Sehun berhasil berlari di atas treadmill dalam kecepatan sedang, pikirannya memantul-mantul, lalu berlarian menerobos kenangan di ujung asa yang tertutup kekecewaan. Semakin cepat Sehun berlari di atas treadmill, semakin cepat pula potongan kenangan berlarian di dalam otaknya yang masih setengah pening (ibuprofen mulai bekerja tapi belum maksimal). Sehun berhenti berlari setelah empat puluh lima menit, dia menarik napas, keringat membahasi wajahnya, kepalanya terasa lebih enteng. Sehun berniat untuk berenang sebentar lalu mandi, tapi saat dia baru saja ingin menceburkan diri ke dalam kolam, suara berat yang terdengar nyaris sama dengan suaranya menepuk punggungnya.

"Inikah penerusku yang hebat itu?"

Sehun memejam dua detik penuh, sesungguhnya dia malas untuk berbalik, pria paruh baya yang kini tengah bertolak pinggang di belakang punggungnya, pasti hanya akan menyemburkan sumpah serapah yang membuat hidupnya semakin tidak waras.

"Kau mau membuat perusahaanku bangkrut, Sehun? Atau kau ingin aku menunjuk CEO baru dan memecatmu, begitu?"

"Pilihan kedua kedengarannya sangat menggiurkan."

"Oh Sehun!"

Sehun berbalik, Junseok murka, dia siap mencaci putra tunggalnya itu. Junseok yang temperamental, perfecsionis dan tidak kenal kata gagal, mulai hilang kesabaran dengan kinerja Sehun akhir-akhir ini. Beberapa kali Sehun mengabaikan kontrak bisnis bernilai ratusan juta won dan memilih untuk tidur, bahkan pagi ini nilai saham perusahaan mereka kembali anjlok. Memalukan.

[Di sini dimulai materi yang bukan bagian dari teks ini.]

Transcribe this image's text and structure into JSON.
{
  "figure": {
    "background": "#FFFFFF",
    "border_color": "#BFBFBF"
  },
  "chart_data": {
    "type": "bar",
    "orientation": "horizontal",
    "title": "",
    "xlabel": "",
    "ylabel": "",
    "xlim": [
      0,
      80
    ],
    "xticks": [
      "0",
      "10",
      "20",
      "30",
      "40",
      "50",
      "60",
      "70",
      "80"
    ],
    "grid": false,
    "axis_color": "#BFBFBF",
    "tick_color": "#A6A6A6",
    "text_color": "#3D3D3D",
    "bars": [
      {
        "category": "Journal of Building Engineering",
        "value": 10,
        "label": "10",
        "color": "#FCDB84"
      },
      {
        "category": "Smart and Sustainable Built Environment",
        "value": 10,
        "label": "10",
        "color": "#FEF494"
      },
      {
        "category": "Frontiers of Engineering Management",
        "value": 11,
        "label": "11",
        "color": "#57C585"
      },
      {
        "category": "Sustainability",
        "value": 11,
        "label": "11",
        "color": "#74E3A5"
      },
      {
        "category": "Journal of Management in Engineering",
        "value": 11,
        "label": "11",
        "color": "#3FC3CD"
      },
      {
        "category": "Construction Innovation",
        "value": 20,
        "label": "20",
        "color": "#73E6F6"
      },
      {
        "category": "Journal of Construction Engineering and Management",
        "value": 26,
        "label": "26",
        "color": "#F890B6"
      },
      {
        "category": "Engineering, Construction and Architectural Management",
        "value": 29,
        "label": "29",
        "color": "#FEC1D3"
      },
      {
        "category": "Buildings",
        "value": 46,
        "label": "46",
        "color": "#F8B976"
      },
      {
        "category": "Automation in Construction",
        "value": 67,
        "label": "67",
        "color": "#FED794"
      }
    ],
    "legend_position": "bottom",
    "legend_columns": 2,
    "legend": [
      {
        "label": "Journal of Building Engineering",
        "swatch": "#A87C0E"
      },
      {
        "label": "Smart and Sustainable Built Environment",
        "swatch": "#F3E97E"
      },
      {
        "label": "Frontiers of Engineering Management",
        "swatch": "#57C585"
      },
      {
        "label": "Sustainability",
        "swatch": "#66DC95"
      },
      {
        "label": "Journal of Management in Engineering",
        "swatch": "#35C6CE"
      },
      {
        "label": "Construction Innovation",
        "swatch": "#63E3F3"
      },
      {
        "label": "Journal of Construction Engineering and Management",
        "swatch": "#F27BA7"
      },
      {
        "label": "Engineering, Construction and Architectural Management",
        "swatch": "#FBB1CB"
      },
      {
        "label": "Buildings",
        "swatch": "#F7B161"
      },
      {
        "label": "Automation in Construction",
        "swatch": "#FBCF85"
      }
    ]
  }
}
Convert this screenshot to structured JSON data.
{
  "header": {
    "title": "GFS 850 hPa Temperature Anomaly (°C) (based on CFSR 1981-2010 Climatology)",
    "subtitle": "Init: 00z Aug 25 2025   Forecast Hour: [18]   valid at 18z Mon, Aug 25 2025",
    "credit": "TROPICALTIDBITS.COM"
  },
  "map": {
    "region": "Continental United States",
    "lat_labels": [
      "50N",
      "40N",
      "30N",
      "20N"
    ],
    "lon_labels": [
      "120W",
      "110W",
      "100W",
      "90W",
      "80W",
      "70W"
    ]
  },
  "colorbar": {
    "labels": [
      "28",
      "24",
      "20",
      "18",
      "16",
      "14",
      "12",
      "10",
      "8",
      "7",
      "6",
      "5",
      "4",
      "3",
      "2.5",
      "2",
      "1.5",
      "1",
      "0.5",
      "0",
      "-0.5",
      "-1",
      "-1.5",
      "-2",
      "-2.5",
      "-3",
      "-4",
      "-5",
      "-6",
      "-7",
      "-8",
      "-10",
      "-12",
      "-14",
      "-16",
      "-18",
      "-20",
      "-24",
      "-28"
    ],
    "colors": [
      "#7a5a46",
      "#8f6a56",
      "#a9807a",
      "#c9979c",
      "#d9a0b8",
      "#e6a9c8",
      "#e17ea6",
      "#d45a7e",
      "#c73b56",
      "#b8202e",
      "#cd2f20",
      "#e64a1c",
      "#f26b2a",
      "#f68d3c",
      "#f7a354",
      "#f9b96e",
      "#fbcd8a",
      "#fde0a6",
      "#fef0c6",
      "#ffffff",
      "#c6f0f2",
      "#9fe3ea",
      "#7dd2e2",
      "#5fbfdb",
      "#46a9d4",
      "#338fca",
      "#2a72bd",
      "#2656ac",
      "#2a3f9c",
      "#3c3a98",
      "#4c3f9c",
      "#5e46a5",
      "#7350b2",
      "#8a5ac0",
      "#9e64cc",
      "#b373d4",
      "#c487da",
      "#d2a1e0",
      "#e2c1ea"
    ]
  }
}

"Aku muak, Ayah. Aku muak menjadi budakmu, aku muak menjadi alat kesuksesanmu, aku lelah menjadi putramu dengan semua perintahmu."

"CUKUP!" Junseok naik pitam, merah padam, napasnya memburu kasar. "Apa sekarang kau sedang menantangku? Apa kau benar-benar ingin mencoreng arang ke wajahku di depan mertuamu dan rekan bisnisku, begitu?"

Sehun diam saja, Junseok semakin meradang.

"Kau muak dan lelah menjadi putraku? Seharusnya sejak awal kau meminta ibumu untuk tidak melahirkanmu ke dunia ini. Bereskan semua kekacauan, secepatnya. Paham?"

Oh Junseok berbalik, rahangnya mengeras hingga gigi-giginya beradu, matanya memejam sebantar sebelum melangkah menuju lift, meninggalkan Sehun bersama semua perih yang mengiris nadinya karena kata-kata Sehun barusan.


~000~


Chanyeol tiba di rumah pukul setengah tujuh malam, pengusaha sibuk itu selalu berusaha untuk pulang lebih cepat, sejak dia menikah dengan Ryu Jisoo. Bukan semata karena Chanyeol terlalu bahagia dengan pernikahannya, atau karena dia selalu merindukan istrinya, melainkan karena sang istri yang tengah hamil lima bulan, kerap mengeluh perutnya sakit dan baru akan hilang kalau Chanyeol mengusapnya. Tiap kali Chanyeol menyadari fakta itu, tiap itu pula jantungnya berdetak kencang, semua darahnya naik dan berkumpul di pipi, senyumnya mengembang berlebihan dan tubuhnya serasa di suntik gas helium.

Chanyeol tersenyum, Jisoo tengah duduk di ruang utama bersama Ruffier, mereka asik ngobrol sampai wanita cantik itu terbahak-bahak. Kehadiran Ryu Jisoo di rumah besar nan mewah itu, berdampak sangat baik untuk seisi rumah. Chanyeol yang kaku, dingin, dan jarang tersenyum, kini terlihat lebih ramah dan selalu tersenyum. Di rumah dan di kantor. Jongin sampai bingung, pria temperamental itu menduga Chanyeol sudah tidak waras.

Ruffier juga begitu (bukan sering tersenyum, karena dari dulu Ruffier sudah sering tersenyum) pria paruh baya itu jadi sangat rajin memasak dan membuat kudapan. Perlu diketahui, Ryu Jisoo sangat doyan makan, dia bisa menghabiskan lima porsi makanan orang dewasa dalam satu kali makan. Kini bobotnya sudah naik lima kilogram. Jisoo terlihat semakin cantik dan seksi, setidaknya itulah pandangan Chanyeol tentang Jisoo akhir-akhir ini.